Harnessing Identity to Shape a More Sustainable Relationship with Fibers

Controlling Hair and Other Fibers We Wear

Thesis and Art Installation - December 2022

Master in Textile Design - Product Research & Sustainability

IED Accademia di Belle Arti Aldo Galli - Como, Italy

An alternate framework for fueling and sustaining the transition to a circular textile economy

Identity encompasses the values people hold, which ultimately dictate the choices people make. In reframing identity as a primary force in guiding behavior and decision-making, this thesis demonstrates how people and companies can leverage the possibilities of the textile industry to manifest products driven by purpose—products which are made with the collaboration and recognition of all beings involved.

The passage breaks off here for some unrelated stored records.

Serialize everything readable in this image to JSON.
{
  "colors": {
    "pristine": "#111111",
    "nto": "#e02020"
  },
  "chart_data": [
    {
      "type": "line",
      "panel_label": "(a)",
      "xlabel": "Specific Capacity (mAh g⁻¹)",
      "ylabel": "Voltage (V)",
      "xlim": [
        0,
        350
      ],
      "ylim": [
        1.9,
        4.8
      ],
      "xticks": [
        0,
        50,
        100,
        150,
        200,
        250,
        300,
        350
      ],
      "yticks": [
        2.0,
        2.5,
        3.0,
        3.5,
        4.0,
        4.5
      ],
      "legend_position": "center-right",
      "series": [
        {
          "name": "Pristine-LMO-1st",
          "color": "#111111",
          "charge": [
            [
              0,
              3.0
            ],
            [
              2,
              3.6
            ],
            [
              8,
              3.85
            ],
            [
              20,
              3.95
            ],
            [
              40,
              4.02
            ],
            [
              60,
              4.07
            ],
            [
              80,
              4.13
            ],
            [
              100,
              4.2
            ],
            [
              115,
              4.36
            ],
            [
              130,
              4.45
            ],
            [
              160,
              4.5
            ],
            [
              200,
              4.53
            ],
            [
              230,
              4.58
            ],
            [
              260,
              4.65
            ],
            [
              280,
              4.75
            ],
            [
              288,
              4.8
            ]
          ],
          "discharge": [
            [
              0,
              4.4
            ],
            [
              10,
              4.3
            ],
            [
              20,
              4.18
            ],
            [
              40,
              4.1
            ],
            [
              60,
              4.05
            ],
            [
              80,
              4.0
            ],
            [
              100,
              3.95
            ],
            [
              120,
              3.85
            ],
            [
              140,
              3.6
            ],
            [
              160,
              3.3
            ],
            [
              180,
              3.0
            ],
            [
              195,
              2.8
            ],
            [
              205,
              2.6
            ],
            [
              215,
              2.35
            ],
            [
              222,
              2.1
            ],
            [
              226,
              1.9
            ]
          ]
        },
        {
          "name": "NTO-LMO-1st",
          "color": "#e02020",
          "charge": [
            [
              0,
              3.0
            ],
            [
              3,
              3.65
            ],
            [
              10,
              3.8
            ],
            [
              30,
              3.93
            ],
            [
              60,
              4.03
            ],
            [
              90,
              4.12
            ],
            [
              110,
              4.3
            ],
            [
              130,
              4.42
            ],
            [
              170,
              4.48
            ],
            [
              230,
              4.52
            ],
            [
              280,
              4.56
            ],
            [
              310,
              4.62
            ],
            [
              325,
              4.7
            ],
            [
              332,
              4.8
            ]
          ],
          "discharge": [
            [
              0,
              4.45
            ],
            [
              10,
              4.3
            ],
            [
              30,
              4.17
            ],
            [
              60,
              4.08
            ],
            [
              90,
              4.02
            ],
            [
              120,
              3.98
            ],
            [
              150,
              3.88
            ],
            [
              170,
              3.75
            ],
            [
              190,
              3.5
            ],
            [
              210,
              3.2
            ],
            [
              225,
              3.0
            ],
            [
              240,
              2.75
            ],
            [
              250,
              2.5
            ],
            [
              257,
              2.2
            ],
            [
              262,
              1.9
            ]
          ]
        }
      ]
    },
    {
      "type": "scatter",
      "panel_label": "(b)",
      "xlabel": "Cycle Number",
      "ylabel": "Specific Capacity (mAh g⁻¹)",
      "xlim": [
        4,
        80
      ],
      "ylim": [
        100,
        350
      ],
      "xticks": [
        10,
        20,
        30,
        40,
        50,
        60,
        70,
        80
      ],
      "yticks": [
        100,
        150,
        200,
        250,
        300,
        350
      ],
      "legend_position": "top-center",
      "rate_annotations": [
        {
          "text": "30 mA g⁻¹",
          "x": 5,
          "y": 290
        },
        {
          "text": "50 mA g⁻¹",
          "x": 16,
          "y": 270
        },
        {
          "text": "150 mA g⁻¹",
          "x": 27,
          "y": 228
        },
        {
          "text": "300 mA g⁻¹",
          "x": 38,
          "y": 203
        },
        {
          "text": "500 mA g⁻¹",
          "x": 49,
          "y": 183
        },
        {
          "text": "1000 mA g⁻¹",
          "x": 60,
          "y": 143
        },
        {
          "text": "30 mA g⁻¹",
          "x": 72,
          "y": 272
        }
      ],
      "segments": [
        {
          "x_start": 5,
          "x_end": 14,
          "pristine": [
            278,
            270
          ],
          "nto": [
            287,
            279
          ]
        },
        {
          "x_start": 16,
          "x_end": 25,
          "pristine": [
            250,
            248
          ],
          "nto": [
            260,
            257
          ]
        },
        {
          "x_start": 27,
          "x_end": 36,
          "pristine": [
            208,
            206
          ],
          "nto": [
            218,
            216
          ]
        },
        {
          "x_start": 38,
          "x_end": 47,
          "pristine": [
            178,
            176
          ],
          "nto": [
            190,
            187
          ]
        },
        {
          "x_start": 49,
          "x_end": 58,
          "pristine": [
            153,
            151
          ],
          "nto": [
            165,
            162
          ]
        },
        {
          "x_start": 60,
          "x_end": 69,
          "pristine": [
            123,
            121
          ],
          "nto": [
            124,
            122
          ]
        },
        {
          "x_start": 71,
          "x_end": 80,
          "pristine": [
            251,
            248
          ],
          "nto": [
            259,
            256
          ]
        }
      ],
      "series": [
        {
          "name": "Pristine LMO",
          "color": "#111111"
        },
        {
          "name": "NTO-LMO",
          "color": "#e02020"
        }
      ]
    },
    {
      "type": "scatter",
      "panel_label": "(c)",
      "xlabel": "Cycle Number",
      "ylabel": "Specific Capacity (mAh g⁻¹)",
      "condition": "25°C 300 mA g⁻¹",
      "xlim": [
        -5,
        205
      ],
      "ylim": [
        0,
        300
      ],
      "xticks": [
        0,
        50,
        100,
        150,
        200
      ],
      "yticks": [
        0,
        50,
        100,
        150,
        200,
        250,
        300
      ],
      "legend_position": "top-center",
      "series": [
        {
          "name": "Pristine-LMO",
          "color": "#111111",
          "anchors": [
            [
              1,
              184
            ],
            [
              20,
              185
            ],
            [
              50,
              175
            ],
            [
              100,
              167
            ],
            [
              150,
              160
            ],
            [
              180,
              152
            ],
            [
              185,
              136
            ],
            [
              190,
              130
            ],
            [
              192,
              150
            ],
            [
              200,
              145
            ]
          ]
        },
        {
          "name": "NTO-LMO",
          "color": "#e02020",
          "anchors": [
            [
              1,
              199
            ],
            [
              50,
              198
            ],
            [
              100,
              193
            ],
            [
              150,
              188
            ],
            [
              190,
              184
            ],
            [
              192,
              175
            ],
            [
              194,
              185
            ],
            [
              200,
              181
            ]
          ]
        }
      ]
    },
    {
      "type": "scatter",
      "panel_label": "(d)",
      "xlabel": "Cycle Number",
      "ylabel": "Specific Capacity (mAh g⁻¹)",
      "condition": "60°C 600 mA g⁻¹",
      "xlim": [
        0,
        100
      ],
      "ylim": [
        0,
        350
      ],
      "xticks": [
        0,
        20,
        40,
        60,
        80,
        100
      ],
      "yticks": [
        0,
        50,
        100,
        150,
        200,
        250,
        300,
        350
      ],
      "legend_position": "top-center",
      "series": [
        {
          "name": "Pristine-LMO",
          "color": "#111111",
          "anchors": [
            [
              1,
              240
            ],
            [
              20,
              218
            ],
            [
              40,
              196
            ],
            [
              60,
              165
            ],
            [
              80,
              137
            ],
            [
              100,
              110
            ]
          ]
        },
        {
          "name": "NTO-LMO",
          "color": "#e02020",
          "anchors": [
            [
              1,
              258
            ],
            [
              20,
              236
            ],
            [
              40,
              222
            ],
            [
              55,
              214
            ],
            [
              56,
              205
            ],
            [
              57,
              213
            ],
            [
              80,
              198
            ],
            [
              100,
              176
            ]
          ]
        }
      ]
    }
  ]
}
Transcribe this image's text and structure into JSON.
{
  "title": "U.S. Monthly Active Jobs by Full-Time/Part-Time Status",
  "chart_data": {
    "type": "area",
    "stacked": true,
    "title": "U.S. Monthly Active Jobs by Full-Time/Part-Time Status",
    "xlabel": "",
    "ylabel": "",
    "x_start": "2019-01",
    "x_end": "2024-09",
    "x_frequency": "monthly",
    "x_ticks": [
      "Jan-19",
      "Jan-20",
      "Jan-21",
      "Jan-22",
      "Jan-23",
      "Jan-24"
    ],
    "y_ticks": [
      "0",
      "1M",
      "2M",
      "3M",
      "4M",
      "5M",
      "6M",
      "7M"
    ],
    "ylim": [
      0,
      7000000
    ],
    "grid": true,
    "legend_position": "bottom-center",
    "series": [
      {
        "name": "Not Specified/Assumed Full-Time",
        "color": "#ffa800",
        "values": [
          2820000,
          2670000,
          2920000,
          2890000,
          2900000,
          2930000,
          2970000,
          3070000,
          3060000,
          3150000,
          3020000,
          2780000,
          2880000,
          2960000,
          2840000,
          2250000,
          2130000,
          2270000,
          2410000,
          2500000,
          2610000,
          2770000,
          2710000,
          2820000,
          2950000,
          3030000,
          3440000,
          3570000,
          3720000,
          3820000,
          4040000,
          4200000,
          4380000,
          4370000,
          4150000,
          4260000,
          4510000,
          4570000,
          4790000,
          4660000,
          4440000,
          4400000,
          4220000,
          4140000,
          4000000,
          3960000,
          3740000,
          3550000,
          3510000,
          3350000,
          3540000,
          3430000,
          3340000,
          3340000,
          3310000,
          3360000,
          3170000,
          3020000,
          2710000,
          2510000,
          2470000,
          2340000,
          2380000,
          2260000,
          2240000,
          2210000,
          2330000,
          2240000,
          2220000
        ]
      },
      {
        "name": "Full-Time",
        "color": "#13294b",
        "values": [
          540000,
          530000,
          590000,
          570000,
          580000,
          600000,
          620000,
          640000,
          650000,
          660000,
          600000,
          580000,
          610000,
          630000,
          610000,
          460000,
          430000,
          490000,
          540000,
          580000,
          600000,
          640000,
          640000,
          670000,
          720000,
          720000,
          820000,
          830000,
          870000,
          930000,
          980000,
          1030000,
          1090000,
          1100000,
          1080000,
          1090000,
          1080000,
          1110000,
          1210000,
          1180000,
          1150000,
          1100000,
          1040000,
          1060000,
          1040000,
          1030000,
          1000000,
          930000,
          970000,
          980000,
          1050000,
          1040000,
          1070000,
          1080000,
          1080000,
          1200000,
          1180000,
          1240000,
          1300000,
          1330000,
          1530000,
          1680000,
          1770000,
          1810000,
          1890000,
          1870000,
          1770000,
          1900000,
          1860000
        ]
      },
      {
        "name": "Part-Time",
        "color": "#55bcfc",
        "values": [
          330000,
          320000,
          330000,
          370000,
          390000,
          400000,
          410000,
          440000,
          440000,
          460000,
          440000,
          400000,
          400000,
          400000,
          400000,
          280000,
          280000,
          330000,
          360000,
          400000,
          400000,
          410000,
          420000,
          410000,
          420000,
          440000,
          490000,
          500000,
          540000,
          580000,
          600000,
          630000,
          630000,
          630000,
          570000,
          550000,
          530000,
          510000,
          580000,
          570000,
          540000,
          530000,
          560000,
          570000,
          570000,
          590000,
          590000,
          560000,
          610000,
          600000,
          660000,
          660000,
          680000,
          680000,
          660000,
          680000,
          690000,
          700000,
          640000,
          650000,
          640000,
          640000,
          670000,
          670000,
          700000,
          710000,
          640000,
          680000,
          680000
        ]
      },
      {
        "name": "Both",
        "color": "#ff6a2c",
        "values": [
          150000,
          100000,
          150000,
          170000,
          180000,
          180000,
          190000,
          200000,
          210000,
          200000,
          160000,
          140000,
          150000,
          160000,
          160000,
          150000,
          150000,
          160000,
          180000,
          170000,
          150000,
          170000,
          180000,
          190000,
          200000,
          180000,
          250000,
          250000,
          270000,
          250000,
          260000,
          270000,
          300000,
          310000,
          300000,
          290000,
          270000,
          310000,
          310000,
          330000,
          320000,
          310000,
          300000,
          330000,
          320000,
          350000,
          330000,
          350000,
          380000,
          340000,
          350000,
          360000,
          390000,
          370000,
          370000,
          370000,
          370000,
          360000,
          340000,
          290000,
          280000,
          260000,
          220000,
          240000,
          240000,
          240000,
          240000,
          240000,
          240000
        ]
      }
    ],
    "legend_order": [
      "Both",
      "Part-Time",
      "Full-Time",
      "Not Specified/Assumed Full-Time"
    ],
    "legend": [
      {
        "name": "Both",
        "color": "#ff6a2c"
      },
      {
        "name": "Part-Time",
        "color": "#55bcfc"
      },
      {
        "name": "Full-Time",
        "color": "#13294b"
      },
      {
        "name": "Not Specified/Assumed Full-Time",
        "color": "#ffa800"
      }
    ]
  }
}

An examination of the ways our environment shapes us, and how we leverage fibers to work within that environment

ABSTRACT

Excerpt from written thesis

This thesis contextualizes how identity shapes the ways we manipulate fibers, and how we can in turn harness fibers to shape identity. In centering identity as a key theme within the context of fibers, this thesis analyzes how identity permeates decision making and behaviors across the textile industry as a whole, as social control of the fibers naturally on our bodies parallel the power dynamics in the textile industry. However, the multitude of ways fibers are weaponized as agents of restriction paradoxically mirrors how fibers can be harnessed as tools of construction. Where communities can suppress individual expression in textiles, individuals can manipulate fibers to reassert their identity. Where companies change landscapes and material identities through the use of harmful chemicals in production, activists can harness fibers as communication tools for advocacy. Where economic forces drive production scales and timelines, cultural identity can shape what fibers are produced and when.

Most conversations on sustainability in the textile industry center on quantitative cost-benefit analyses to mitigate the impacts of production on the environment. In exploring how identity is restricted or constructed through the fibers on our bodies, this thesis provides an alternate framework that demonstrates how progress on intersectional issues (such as consumerism, labor, and materials) hinges on centering identity — that of ourselves, our communities, and our relationships to the planet — to fuel and sustain a transition to a circular economy.